Una persona me paró en la calle y me preguntó si era Isaac Asimov. Cuando lo admití me dijo:
—¿Le dirá por favor a su mujer que me encantó el artículo?
Me detuve en el teléfono más cercano y la llamé.
—Janet —le dije—, este fastidio tiene que terminar.
Nunca pensé que abandonaría el territorio de Estados Unidos después de que me trajeran en 1923, y no lo hice ni siquiera cuando fui a Hawai, ya que Hawai, aunque todavía no era un estado, sí era territorio estadounidense. La primera vez que salí de Estados Unidos fue porque Gertrude había nacido en Toronto y de vez en cuando yo tenía que acceder a visitar esta ciudad. Fuimos en coche dos veces y una a Quebec.
Nos aconsejaron llevar nuestra carta de ciudadanía, y claro, tuvimos que enseñarla. Esto me molestó. Era una cuestión de principios. Los nacidos en Estados Unidos, al volver de Canadá, simplemente decían que habían nacido en el país; no enseñaban el certificado de nacimiento porque su palabra era suficiente. Pero yo era un ciudadano nacionalizado, mi palabra no era suficiente y tenía que presentar mi carta de ciudadanía. Esto es recibir un tratamiento de ciudadano de segunda.
Yo soy tan estadounidense como cualquier otro y eso me molestó.

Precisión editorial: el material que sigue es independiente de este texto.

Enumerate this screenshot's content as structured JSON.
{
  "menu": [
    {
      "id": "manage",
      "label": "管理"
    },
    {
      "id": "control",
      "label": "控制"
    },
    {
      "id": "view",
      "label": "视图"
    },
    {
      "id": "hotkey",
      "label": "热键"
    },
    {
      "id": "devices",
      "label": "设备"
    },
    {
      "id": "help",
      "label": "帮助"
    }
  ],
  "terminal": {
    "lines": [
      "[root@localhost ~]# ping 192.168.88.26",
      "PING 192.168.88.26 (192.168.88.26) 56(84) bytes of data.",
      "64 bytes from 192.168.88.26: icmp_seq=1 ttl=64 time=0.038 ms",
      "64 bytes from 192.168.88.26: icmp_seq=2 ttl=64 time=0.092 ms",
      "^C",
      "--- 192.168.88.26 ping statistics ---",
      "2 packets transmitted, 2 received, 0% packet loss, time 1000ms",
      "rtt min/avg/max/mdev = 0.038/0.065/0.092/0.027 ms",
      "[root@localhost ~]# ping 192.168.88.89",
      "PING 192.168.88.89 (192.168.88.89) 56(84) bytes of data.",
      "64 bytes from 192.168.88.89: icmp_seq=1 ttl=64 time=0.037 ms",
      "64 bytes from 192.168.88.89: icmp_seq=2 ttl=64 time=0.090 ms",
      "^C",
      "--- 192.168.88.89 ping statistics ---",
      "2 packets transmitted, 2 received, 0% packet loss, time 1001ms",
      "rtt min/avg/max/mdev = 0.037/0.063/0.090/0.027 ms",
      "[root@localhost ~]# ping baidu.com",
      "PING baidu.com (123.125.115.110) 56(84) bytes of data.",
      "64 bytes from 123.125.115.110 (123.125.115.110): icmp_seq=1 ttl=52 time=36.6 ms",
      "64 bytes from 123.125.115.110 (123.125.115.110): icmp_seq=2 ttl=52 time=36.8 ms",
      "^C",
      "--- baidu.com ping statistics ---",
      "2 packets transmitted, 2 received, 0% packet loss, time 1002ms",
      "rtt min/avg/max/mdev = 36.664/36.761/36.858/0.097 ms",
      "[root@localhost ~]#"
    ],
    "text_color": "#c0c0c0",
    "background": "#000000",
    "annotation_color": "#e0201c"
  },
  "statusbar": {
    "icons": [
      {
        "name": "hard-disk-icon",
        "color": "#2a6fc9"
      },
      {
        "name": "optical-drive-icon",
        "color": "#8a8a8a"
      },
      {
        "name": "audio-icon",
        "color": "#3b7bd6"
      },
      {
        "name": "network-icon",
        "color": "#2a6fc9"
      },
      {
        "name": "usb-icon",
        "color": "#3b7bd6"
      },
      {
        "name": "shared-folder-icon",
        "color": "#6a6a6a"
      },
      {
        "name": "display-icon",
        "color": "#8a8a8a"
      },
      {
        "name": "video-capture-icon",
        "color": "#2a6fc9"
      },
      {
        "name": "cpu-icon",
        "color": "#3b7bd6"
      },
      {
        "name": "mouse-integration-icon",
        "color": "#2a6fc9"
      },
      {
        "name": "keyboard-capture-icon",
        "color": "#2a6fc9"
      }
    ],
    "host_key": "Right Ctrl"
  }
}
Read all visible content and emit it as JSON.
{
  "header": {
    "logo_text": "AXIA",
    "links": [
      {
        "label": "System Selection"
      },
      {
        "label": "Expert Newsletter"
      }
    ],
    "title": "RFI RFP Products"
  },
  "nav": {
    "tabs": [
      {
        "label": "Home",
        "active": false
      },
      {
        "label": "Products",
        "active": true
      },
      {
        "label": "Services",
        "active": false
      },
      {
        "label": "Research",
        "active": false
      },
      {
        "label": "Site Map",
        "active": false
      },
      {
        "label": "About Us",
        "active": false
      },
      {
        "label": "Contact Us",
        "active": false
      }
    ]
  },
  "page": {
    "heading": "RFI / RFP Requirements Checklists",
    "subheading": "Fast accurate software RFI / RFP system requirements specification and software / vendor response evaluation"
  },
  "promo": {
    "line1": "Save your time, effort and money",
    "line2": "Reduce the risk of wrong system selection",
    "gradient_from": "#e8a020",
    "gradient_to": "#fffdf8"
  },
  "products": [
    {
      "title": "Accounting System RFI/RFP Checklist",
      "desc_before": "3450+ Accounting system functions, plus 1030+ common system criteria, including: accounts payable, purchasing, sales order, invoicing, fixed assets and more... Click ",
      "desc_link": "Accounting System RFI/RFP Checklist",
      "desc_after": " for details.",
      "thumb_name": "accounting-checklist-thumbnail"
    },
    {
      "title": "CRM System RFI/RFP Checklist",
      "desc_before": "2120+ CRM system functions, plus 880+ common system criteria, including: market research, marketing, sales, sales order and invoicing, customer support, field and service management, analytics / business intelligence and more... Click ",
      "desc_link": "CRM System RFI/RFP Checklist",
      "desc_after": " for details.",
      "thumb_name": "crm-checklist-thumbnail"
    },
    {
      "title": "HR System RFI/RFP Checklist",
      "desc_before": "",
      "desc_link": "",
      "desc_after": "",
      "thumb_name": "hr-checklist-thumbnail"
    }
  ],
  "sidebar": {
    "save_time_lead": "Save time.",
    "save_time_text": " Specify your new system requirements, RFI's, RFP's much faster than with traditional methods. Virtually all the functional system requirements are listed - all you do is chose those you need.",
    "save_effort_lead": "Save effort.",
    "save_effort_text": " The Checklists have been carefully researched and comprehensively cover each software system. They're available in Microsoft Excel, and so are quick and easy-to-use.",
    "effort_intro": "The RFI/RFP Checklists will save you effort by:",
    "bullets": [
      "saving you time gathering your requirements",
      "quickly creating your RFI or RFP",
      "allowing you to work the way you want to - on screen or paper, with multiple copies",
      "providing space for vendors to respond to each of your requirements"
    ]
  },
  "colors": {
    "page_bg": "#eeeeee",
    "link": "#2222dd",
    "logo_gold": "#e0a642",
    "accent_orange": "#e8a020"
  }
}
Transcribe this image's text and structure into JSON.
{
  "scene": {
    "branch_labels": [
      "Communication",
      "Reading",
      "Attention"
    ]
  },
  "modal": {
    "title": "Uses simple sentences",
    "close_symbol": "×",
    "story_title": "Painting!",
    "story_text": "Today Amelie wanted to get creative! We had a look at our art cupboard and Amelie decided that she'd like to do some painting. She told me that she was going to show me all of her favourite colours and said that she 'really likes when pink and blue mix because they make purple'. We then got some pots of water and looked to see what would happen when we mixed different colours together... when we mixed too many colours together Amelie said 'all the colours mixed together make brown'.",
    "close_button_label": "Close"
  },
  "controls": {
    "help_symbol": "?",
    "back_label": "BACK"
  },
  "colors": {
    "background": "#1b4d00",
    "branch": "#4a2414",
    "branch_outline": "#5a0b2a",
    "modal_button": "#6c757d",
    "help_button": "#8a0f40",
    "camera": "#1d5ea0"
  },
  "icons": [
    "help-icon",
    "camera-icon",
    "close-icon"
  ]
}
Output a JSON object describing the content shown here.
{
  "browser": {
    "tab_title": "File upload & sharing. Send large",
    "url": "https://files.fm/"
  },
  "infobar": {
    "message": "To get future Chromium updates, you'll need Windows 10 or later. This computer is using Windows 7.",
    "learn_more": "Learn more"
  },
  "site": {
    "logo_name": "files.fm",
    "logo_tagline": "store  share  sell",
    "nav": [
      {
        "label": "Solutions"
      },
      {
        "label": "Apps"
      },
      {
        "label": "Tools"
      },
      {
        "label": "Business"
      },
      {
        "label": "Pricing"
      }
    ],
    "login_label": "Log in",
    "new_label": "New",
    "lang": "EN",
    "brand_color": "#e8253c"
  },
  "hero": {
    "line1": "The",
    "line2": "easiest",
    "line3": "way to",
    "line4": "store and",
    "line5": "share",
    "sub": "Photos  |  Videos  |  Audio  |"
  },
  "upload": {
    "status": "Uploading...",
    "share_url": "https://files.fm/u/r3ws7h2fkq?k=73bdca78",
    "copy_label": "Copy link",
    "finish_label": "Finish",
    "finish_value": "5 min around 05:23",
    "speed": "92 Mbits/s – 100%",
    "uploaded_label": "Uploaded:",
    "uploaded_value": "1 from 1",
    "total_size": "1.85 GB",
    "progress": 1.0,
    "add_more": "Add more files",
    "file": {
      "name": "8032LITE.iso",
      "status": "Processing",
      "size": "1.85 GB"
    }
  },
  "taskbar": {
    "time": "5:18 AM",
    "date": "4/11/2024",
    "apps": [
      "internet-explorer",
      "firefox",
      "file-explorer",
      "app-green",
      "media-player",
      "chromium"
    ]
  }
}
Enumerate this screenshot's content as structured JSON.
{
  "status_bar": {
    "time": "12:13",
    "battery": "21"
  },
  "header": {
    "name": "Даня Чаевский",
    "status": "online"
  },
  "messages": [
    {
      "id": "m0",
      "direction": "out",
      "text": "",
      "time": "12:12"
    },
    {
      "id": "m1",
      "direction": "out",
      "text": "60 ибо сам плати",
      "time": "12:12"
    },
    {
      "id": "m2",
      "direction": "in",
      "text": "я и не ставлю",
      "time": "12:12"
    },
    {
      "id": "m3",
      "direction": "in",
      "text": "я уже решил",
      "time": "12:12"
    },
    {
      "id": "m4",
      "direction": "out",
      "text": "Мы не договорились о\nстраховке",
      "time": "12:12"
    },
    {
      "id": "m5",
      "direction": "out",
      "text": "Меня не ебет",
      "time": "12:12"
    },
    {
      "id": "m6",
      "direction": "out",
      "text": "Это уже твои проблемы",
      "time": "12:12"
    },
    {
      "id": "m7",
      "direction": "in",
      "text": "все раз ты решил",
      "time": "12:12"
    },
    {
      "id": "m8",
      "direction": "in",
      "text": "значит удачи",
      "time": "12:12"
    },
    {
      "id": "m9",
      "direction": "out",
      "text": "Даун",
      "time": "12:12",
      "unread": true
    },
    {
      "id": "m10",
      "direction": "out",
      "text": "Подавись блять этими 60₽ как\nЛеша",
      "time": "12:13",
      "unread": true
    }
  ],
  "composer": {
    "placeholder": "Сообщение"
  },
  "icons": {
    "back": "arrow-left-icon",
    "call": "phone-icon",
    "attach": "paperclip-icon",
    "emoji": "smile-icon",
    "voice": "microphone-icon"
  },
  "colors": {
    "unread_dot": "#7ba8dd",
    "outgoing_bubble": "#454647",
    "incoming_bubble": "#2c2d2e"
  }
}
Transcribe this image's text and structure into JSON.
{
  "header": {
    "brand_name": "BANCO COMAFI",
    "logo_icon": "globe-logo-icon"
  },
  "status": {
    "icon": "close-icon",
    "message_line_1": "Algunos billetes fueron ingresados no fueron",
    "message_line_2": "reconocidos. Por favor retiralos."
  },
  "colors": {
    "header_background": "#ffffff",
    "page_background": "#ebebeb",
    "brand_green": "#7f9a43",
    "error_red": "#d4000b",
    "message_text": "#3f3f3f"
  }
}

Fuimos a ver las cataratas del Niágara y mientras conducía hacia la población más cercana me preguntaba en voz alta si no nos perderíamos y nos quedaríamos sin verlas. Acabé de decirlo, di la vuelta a una esquina y allí estaban. Esta primera visión, inesperada por completo, fue magnífica. Permanecimos en el lado canadiense y contemplamos las cataratas Horseshoe en silencio, impresionados al ver caer por el precipicio los últimos restos de hielo del invierno. Al día siguiente el hielo había desaparecido, sólo quedaba una cascada de agua azul que caía con gran estruendo.